There were emotional scenes in east Belfast at the weekend as a 91-year-old widow, whose husband was murdered by the IRA, witnessed the unveiling of an Orange lodge banner in his memory.
Newtownards Road area resident James McCurrie was shot dead along with Bobby Neill when IRA gunmen opened fire from the grounds of St Matthew’s chapel into the neighbouring Protestant district in June 1970.
Although republicans often refer to the incident as having occurred during a “gun battle,” an investigation by the Historical Enquiries Team found that both men were innocent victims and not members of any paramilitary organisation.
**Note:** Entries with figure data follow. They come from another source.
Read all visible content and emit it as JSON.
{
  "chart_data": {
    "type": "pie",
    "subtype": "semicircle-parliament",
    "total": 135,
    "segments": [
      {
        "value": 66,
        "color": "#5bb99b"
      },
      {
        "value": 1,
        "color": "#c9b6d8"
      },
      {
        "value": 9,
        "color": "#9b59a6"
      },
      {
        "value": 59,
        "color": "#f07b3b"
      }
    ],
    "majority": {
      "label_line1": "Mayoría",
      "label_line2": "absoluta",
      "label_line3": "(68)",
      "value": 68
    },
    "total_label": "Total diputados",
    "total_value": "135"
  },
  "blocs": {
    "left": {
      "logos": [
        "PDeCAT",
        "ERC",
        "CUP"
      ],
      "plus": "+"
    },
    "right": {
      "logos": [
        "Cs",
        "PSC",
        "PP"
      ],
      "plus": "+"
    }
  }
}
On Saturday evening, Mrs McCurrie and other family members were invited to Ballymacarrett Orange Hall where the local Gertrude Street Defenders lodge was dedicating a banner in memory of the two men.
Mary McCurrie accompanied her mother to the dedication ceremony.
She said: “The banner means a lot to the whole family. I was amazed and so touched when I was told he was being remembered like this. As a family we are honoured, and we can’t thank the lodge enough.”
Ms McCurrie said her mum was very emotional on the night.
“The dedication service was lovely and we have been moved by the gesture.”
Ms McCurrie has also appealed for anyone involved in the shooting to “search their conscience” and go to the PSNI with information.
“Everybody in the area knows who was there that night, but the general attitude of the police is that they can’t do anything unless there is new evidence,” she said.
“The IRA commander that night has boasted in various Irish republican publications about what they call the ‘battle of St Matthew’s’. They have also told a lot of lies about it to try to justify what they did.
“The IRA opened up on innocent, unarmed Protestants. This was a pre-planned attack by the Provos to get themselves on the map.”
A Catholic man found dead in the grounds of St Matthew’s around the same time, Henry McIlhone, is believed to have been accidentally shot by the IRA.